Joseph O’Neill’s “Netherland” is one of the most widely acclaimed novels of the past few years. The New York Times called it “the wittiest, angriest, most exacting and most desolate work of fiction we’ve yet had about life… after the World Trade Center fell,” and even President Obama has a copy on his bedside table. Now, The Observer reports that Oprah Winfrey’s production company has picked up the film rights, and it looks like they’ve attached a director and a writer.

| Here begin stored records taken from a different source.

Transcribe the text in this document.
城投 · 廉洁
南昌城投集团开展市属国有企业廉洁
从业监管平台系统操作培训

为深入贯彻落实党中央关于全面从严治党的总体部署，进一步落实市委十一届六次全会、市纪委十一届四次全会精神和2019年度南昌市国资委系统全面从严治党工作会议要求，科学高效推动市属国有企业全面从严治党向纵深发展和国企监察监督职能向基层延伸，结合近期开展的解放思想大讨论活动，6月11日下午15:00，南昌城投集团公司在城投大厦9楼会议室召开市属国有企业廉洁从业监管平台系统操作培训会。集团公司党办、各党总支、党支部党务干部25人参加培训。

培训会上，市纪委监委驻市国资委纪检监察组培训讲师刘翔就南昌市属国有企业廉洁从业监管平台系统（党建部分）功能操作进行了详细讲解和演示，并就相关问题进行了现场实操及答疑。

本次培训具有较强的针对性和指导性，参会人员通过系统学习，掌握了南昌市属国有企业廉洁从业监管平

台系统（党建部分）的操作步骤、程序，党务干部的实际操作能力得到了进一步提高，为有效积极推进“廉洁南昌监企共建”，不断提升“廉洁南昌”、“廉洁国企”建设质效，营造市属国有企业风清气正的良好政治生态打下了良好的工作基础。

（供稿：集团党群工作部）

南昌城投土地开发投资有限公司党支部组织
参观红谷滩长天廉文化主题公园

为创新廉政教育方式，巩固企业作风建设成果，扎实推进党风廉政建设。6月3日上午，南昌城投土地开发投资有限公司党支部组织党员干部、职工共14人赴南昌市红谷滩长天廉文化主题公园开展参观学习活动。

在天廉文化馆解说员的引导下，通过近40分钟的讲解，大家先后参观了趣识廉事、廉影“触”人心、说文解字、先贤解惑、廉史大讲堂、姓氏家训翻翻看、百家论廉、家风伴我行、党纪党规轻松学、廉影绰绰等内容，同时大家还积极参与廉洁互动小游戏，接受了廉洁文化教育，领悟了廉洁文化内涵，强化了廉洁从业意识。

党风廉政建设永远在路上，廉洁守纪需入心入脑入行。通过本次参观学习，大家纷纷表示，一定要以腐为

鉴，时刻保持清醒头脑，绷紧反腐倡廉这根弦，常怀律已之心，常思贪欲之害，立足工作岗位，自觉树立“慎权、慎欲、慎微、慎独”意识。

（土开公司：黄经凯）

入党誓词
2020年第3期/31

The novel follows a Dutch stockbroker who, living in New York after separating from his wife, starts to play for a cricket team in Staten Island. The sporting link may well be what has attracted Sam Mendes to attach himself to the project – he’s a longtime fan of the game, and as legend has it, got his first job as much for his cricketing prowess as for his theater directing skills. Mendes now appears to have approached playwright and screenwriter Christopher Hampton (“Atonement,” “Dangerous Liaisons”) to work on the script. Hampton told The Observer “I am still not quite sure how I am going to do it, but I did think eventually, ‘Ah yes, I can see a way.’ “
And to be fair, it’s a tricky adaptation. “Netherland” isn’t particularly plot heavy, and is pretty certain to be a tricky sell to U.S. audiences, due to the sport’s fringe status. But it’s also one of the best novels we’ve read in years, and with the right approach, could make a hell of a movie. Our personal pick for director would be Spike Lee (he would nail the novel’s depiction of the immigrant community in NYC), but Mendes is a solid choice, and it sounds like a passion project for him. Hampton says, “He told me there really isn’t anybody else who could make this film, since he is both a film director and an expat cricket-lover living in New York.”
The director’s got a busy dance card at the moment, with adaptations of novels “Middlemarch” and western “Butcher’s Crossing” for Focus Features, and comic book “Preacher” at Columbia all in development, as well as his theater work, so this may be a way off. But as Mendes hasn’t committed to making any of the above his next project, this could find itself leaping up the slate, if Hampton can get the script right.